Séance en hémicycle du lundi 15 octobre 2018 à 16h00
Projet de loi de finances pour 2019 — Motion de rejet préalable

Photo issue du site de l'Assemblée nationale ou de WikipediaÉric Coquerel :

C'est la raison pour laquelle l'argent donné sans fléchage ni contrainte s'oriente vers les bénéfices, et non vers l'investissement et l'emploi, et cela fait trente ans que cela dure. Mais peut-être le découvrez-vous avec moi. Auquel cas, si vous êtes de bonne foi, vous allez rectifier le tir car vous conviendrez que les résultats ne sont pas là. Où est l'investissement ? Où sont les créations d'emplois ? Où est la croissance ?

Vous proposez en outre de poursuivre la baisse de l'impôt sur les sociétés : en 2019, son taux sera ramené de 33,3 % à 31 % pour les bénéfices au-delà de 500 000 euros. Cette baisse ne bénéficiera donc pas aux petites entreprises. À force de faire la course au moins-disant fiscal en Europe, on ne fera plus du tout payer d'impôt sur les sociétés mais à un moment donné, les entreprises auront du mal à trouver des routes convenables pour faire rouler leurs véhicules et à bénéficier des services de l'État.

Contrairement à ce que vous prétendez, le Gouvernement ne fait pas le choix du travail, mais du capital, une fois de plus, choix non seulement risqué mais insensé, et aussi vieux que la politique de Tchatcher, de Blair ou celle de vos prédécesseurs, que vous aggravez.

Je voudrais durant les quelques minutes qui me restent, faire de la publicité à notre contre-budget, qui répond à une toute autre logique.

Nous sommes partis de l'hypothèse que la grave crise politique en cours obligeait le Président de la République à dissoudre l'Assemblée, ouvrant la voie à une majorité France insoumise. Quelles mesures budgétaires d'urgence proposerions-nous en deux mois afin de réparer les dégâts que vous avez commis ? Comment favoriserions-nous la consommation populaire ? Comment encouragerions-nous un investissement écologique fort, à la mesure des urgences de l'heure ? Comment redonnerions-nous des moyens à l'État ?

Ce contre-budget se caractérise donc par la volonté de réparer tous les dégâts que vous avez commis et de mettre le paquet sur la question de l'écologie et du climat, sur la lutte contre les inégalités au travers notamment d'un grand plan pauvreté, sur une meilleure répartition des richesses, au détriment des revenus du capital.
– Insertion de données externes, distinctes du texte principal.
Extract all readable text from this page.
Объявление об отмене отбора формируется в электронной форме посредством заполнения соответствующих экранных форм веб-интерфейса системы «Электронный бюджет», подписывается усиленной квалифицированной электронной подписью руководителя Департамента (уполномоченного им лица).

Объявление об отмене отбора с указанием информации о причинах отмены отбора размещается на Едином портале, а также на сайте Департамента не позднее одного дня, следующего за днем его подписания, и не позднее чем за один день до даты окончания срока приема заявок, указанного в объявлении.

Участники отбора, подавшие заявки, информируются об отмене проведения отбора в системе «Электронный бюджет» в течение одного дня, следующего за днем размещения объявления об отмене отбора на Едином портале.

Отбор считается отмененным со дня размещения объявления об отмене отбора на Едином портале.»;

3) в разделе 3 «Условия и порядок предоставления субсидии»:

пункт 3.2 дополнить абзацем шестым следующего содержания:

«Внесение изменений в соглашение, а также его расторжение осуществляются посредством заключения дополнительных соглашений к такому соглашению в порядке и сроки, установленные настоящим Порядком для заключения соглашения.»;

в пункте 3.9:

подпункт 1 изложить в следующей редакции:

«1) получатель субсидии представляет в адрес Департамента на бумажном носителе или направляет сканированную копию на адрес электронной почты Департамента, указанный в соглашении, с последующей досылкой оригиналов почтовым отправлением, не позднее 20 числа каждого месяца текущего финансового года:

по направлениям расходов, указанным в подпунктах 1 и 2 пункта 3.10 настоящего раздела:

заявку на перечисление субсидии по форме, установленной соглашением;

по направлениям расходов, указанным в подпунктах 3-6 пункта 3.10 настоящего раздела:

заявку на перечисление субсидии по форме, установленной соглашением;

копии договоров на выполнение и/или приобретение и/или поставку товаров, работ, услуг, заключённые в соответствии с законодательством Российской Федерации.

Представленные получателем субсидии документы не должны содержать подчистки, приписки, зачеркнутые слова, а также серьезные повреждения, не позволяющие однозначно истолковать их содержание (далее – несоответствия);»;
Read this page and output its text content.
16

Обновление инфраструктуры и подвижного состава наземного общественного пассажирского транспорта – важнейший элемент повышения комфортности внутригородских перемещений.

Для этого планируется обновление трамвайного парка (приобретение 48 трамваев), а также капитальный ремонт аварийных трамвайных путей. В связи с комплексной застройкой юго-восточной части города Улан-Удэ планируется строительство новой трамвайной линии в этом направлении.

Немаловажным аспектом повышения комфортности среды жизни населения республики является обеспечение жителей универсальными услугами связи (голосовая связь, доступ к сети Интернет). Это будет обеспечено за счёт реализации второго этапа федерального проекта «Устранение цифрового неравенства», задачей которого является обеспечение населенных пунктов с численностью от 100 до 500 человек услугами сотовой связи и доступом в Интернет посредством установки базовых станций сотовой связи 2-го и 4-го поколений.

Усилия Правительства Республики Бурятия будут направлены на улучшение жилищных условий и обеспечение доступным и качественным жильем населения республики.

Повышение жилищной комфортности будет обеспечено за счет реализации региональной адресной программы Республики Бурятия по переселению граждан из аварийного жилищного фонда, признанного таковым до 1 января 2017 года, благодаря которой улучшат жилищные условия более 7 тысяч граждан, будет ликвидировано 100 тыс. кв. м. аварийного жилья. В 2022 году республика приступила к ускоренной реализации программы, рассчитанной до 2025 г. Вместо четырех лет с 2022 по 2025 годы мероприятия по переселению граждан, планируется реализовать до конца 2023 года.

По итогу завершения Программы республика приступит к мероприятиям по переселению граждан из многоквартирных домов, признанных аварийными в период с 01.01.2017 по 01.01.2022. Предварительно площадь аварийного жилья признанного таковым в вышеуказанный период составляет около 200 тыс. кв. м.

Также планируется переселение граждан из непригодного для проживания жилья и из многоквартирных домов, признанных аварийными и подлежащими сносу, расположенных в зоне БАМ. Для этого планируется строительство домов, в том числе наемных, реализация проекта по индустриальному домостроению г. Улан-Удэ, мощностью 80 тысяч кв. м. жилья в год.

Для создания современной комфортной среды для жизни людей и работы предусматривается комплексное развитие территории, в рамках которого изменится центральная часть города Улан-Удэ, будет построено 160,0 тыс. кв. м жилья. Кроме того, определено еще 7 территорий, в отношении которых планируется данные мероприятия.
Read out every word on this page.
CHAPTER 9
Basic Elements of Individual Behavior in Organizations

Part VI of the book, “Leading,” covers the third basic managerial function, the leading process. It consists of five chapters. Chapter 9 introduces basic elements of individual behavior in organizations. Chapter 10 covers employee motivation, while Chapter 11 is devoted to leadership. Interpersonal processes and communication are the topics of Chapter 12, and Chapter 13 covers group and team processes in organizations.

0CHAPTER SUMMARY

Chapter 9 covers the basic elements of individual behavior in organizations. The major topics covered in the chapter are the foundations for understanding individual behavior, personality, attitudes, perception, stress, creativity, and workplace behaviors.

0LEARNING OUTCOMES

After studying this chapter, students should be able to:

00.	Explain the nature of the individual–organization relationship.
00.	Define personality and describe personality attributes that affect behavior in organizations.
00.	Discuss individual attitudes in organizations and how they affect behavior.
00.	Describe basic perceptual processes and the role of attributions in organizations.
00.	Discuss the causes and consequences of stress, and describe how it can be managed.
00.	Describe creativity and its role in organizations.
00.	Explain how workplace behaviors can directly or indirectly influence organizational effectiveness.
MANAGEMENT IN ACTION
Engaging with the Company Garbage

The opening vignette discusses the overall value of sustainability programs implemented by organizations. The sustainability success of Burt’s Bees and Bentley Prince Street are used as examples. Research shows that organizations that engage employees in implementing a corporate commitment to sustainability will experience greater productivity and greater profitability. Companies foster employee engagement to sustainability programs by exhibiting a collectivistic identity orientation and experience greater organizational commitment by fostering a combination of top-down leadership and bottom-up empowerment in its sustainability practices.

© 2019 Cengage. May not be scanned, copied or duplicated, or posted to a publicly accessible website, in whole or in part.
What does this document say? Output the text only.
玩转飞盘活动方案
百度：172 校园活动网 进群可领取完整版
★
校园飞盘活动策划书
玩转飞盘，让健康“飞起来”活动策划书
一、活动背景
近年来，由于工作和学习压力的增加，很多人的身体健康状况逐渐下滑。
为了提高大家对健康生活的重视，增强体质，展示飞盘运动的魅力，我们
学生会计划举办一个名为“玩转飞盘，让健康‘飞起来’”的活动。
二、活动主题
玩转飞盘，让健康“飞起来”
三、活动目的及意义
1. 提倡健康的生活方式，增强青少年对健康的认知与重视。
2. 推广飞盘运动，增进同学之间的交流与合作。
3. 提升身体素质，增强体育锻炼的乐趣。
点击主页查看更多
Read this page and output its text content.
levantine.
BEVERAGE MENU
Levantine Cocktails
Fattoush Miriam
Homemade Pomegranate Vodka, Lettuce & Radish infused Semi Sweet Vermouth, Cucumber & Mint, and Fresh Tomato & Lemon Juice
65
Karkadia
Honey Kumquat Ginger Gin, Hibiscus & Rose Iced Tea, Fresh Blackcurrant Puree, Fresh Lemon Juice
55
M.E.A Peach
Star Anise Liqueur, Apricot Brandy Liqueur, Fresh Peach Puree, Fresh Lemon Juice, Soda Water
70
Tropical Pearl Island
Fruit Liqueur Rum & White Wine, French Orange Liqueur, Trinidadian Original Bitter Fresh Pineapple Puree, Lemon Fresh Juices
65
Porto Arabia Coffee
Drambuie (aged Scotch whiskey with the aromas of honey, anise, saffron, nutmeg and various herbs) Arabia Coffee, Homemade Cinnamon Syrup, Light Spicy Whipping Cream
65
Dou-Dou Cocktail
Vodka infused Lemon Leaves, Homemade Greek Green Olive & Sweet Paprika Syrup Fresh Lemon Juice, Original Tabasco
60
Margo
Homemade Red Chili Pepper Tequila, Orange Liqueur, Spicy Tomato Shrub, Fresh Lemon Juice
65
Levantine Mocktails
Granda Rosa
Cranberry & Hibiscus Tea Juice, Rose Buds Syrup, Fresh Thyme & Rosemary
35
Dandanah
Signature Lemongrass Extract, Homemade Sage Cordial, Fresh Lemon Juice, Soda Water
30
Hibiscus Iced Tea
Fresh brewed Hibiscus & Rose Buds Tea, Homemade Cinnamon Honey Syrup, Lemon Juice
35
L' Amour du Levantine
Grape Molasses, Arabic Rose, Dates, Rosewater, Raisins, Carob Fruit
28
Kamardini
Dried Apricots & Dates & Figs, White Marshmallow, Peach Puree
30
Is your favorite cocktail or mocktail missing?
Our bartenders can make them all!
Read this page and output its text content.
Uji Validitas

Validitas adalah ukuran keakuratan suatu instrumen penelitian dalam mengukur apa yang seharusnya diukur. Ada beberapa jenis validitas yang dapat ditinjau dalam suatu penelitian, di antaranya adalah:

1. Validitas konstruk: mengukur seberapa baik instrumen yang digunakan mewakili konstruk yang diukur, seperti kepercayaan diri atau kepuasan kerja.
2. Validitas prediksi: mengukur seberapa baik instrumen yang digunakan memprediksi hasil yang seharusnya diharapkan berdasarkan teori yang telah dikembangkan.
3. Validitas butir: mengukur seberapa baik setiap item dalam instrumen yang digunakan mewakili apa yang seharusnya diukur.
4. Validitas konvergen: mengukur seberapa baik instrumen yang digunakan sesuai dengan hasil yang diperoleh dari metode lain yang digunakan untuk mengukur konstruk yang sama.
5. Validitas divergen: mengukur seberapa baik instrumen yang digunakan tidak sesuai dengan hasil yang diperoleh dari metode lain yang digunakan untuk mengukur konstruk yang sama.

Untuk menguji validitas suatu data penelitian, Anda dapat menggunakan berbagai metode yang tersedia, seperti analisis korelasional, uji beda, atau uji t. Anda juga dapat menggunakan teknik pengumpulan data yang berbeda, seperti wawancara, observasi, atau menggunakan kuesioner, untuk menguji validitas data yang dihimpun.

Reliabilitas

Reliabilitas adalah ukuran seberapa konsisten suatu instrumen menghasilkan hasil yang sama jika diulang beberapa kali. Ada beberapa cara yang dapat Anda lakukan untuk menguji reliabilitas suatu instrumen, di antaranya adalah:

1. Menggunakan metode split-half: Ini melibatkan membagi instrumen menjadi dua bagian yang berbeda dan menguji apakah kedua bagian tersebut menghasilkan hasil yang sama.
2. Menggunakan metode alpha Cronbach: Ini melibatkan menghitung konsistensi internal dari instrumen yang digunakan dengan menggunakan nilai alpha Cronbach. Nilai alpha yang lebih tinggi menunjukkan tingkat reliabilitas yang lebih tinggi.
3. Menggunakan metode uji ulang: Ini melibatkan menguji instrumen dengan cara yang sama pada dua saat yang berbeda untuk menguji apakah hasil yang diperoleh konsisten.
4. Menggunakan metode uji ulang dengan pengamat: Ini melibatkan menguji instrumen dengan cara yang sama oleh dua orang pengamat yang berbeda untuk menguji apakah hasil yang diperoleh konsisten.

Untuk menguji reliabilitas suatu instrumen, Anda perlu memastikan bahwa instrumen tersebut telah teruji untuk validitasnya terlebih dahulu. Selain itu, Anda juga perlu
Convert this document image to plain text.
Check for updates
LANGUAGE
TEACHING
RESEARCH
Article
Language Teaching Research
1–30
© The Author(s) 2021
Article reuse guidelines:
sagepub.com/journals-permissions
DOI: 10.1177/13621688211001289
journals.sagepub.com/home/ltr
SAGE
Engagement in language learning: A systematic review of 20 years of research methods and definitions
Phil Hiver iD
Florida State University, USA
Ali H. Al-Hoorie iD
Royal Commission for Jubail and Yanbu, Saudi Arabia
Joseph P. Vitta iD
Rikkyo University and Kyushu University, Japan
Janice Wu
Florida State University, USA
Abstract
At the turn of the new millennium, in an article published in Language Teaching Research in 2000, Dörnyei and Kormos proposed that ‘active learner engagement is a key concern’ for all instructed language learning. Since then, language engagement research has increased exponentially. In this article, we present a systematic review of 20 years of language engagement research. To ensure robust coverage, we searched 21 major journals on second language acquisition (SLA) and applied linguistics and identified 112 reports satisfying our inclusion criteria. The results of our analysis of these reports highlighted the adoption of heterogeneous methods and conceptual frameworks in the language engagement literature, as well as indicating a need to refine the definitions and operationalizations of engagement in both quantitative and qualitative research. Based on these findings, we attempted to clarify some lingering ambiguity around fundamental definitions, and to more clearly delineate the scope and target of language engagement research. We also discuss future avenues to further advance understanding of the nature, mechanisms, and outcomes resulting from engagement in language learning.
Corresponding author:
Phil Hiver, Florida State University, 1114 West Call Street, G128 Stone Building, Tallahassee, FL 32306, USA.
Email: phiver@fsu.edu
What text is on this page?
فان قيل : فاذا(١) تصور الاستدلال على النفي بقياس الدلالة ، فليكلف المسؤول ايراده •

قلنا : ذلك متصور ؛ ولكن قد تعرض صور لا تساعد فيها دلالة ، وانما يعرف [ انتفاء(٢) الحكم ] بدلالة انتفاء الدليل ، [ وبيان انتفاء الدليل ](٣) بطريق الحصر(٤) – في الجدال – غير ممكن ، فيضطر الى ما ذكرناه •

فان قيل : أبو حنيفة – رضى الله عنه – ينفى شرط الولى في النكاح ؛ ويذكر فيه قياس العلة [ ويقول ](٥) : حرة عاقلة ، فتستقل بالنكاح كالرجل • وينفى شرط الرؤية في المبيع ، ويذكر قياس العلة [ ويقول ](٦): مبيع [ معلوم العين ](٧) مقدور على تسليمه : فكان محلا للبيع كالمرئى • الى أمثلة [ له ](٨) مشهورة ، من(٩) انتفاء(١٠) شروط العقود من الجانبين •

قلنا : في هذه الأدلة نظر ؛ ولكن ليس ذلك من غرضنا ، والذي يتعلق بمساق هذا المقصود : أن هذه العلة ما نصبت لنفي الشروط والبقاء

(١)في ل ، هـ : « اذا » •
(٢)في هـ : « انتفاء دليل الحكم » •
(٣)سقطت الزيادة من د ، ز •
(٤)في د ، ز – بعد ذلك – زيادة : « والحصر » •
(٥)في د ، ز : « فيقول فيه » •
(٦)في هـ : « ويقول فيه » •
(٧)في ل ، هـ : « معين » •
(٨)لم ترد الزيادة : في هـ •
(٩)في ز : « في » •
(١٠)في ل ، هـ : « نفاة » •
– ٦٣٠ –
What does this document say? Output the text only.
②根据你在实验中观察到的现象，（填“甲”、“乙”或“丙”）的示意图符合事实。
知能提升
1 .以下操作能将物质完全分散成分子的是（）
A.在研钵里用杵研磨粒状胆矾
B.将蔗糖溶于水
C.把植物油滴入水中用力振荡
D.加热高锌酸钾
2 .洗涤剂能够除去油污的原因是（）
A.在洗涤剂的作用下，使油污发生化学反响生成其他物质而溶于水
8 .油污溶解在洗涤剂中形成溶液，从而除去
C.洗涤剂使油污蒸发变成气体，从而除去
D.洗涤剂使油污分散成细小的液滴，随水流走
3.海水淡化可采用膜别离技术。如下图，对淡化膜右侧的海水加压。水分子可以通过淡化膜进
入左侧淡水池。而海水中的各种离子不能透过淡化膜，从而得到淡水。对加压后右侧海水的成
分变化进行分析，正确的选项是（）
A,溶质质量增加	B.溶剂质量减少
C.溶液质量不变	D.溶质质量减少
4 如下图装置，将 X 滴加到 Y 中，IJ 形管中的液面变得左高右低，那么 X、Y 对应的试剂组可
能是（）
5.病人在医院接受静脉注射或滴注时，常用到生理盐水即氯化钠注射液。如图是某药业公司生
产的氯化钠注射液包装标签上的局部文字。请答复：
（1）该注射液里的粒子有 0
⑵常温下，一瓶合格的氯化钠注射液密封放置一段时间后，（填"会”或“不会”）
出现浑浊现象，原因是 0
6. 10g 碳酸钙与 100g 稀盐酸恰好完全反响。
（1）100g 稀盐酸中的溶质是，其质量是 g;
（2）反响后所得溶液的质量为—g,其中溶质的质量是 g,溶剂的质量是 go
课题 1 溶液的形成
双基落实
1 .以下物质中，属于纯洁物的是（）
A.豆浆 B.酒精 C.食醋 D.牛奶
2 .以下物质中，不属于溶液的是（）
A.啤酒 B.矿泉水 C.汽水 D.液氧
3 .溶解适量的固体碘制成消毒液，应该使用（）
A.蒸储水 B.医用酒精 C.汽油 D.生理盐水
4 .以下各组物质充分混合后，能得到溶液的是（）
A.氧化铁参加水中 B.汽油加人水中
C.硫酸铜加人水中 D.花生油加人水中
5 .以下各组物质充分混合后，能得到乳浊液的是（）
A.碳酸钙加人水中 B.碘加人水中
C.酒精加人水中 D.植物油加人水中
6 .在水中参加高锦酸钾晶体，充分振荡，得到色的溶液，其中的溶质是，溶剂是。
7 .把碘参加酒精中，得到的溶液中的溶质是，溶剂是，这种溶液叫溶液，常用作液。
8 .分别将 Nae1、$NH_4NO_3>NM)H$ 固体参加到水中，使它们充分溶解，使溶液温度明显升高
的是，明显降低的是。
Nous comptons sur le fait qu'en alimentant les revenus du travail et donc le pouvoir d'achat, cela ruissellera sur toute la société.

Cet investissement, nous l'avons prévu à hauteur de 43 milliards d'euros. En matière de fonctionnement, notre budget est équilibré en recettes et en dépenses et ne creuse donc pas le déficit. En revanche, nous assumons le choix d'accroître les dépenses d'investissement, même au prix d'une violation de la règle des 3 %, car, gouvernant le pays, nous ferons entendre la voix de la France dans les négociations avec nos partenaires européens.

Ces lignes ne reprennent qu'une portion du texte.